Pubblicato da krausmario in ottobre 30, 2018
Pubblicato in: -. Tag: Beethoven, Bruno Gripp, concerti per violino, Gluck, Haydn, Kraus, Rondò alla turca. Lascia un commento

Per approfondire la questione del Rondò alla turca ho preso spunto da un bellissimo articolo di Bruno Gripp tratto dal blog brasiliano Euterpe. Ascoltando musica del periodo classico (fino a Beethoven compreso) ci s’imbatte talvolta in una turcheria, alias una musica debordante di acciaccature, ritmi accentuatissimi e gruppetti discendenti, a pseudo-imitazione dello stile orientale.

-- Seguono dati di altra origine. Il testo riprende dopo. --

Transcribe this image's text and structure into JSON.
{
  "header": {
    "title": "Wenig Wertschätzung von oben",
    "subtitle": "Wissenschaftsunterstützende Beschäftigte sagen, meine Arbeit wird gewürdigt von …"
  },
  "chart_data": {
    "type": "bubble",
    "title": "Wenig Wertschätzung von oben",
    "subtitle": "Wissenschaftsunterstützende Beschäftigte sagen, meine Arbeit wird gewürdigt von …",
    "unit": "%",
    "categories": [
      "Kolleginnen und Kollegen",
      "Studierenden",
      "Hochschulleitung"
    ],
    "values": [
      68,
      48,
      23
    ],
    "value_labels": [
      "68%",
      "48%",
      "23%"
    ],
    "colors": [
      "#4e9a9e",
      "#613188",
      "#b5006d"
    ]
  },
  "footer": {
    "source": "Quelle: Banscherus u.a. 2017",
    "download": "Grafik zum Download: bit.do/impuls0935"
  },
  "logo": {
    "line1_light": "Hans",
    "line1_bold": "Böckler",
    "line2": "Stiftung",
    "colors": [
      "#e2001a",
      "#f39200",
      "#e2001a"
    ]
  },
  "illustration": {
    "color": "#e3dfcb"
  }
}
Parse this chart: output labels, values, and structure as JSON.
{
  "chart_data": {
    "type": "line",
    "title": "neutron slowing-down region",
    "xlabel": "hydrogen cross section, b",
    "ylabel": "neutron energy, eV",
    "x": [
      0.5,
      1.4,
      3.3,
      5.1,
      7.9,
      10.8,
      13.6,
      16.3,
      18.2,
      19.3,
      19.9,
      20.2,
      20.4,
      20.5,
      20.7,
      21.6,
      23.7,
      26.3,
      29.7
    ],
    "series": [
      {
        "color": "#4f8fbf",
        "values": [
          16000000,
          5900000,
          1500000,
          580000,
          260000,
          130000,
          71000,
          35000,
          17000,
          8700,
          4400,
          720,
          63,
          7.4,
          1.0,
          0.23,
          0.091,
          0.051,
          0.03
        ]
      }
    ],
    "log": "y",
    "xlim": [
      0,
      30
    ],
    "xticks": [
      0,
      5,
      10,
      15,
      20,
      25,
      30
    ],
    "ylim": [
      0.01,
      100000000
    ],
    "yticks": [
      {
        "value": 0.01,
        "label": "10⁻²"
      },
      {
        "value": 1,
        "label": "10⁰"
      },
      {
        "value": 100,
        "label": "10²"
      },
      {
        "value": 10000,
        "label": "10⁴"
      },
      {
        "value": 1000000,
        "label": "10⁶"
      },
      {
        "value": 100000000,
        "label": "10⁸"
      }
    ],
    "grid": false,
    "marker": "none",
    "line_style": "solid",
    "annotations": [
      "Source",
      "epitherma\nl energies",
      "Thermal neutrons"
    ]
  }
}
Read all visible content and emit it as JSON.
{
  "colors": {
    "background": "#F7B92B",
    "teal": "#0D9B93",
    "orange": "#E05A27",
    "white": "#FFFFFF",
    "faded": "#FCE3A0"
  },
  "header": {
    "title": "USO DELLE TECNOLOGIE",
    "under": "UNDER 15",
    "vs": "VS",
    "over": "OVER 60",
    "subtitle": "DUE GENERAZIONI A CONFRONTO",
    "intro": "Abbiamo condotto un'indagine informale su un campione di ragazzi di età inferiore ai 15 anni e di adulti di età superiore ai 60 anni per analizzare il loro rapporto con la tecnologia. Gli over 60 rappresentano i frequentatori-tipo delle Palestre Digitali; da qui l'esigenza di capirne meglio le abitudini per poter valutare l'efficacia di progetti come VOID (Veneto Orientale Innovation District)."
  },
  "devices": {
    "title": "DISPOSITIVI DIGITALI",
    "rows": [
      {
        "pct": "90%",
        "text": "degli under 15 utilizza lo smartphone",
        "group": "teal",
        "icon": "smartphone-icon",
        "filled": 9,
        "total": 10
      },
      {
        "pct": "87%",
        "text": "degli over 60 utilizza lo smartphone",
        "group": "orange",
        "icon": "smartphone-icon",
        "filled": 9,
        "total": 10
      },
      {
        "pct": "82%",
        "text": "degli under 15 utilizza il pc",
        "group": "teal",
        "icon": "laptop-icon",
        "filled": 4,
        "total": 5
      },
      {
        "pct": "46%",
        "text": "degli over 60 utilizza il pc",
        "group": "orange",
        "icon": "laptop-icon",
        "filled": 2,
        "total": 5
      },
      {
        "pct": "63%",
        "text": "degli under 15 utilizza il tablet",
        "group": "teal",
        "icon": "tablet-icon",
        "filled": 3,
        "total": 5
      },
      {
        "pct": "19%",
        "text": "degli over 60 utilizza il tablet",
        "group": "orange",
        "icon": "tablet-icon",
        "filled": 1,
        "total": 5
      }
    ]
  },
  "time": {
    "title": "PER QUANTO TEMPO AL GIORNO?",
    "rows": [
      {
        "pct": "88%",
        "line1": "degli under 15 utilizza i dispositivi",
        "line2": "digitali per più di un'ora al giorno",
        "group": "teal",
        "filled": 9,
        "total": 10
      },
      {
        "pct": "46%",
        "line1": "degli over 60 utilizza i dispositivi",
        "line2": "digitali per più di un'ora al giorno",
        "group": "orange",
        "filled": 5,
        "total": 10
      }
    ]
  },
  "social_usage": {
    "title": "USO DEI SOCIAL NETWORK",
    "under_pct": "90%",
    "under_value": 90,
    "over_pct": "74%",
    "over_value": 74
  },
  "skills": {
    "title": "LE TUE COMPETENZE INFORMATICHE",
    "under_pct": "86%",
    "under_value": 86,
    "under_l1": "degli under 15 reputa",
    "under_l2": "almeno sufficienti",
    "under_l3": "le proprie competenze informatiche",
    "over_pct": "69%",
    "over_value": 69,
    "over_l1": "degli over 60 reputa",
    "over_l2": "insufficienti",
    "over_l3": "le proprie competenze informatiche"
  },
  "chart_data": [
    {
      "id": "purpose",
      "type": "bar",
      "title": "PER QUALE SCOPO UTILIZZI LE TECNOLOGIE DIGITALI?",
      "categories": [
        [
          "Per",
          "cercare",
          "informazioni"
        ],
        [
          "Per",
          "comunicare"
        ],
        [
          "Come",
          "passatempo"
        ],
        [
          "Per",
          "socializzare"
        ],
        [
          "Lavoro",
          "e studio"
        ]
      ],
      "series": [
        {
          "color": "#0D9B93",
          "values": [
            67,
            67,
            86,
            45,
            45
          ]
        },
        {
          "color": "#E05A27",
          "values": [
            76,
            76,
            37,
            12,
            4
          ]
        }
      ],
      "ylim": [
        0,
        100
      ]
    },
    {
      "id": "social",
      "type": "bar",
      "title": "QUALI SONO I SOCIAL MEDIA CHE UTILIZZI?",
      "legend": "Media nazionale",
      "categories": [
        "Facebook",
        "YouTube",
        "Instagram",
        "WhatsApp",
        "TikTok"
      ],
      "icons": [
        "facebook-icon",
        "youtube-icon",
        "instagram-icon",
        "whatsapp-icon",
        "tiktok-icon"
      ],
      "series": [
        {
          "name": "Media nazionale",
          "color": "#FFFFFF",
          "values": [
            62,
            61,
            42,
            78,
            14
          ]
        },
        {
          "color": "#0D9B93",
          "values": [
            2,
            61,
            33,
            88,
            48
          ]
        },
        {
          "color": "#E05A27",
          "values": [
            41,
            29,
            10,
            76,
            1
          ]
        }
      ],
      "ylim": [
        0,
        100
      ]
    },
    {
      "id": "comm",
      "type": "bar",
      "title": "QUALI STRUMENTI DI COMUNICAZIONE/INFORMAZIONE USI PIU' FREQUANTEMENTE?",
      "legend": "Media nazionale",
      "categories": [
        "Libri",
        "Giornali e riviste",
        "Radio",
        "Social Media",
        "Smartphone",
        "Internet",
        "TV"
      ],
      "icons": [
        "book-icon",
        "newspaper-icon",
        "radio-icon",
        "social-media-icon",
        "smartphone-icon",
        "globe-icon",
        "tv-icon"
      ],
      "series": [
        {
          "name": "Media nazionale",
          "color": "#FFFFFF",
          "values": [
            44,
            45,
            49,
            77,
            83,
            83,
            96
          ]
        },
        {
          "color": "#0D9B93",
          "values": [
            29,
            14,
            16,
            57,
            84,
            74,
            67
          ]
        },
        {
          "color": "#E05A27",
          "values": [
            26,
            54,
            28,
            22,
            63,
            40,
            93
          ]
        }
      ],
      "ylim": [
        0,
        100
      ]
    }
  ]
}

Com’è noto, Mozart è stato come di consueto un assimilatore più che un innovatore, e ha spesso tenuto conto delle mode per trasfigurarle e trasformarle in idee immortali: troverete turcherie in tantissimi coevi di Mozart, tra cui Gluck o Kraus, per esempio nell’opera “Solimano II o I tre sultani”, che può evocare un po’ il Ratto dal serraglio, pur sapendo molto di divertissement. Basterà l’ouverture per farsene un’idea:

Quando ascoltiamo il Beethoven turchesco delle Rovine di Atene o nel finale della Nona (come in “Froh wie seine sonnen fliegen” o nelle ultimissime scintillanti battute sulle parole “Freude, schöner Götterfunken”), pensiamo alla normale evoluzione di una moda condita con la potenza dell’orchestra beethoveniana, e invece scopriamo che il fenomenale Coro dei dervisci destò scandalo:

In realtà, come lo stesso Gripp ci avverte, Beethoven non aveva seguito una moda; l’aveva riesumata. Dopo aver furoreggiato per una ventina d’anni, ormai lo stile turco aveva fatto il suo tempo da un pezzo e nel 1795 la sua popolarità si era già esaurita, figurarsi nel 1811 o una decina d’anni più tardi. Eppure, come ci racconta l’articolo di Euterpe, le sue chiassose scorribande s’erano estese a ogni genere possibile: dalla sonata (come ben sappiamo) alle opere liriche (idem), dal concerto per violino (cfr, il rondò che funge da finale nel KV 219, o meglio il suo terzo couplet) alla sinfonia: una sorta di tempesta orientale sul Classicismo, ma solo su quello viennese. Questa moda non si espanse infatti in altre regioni.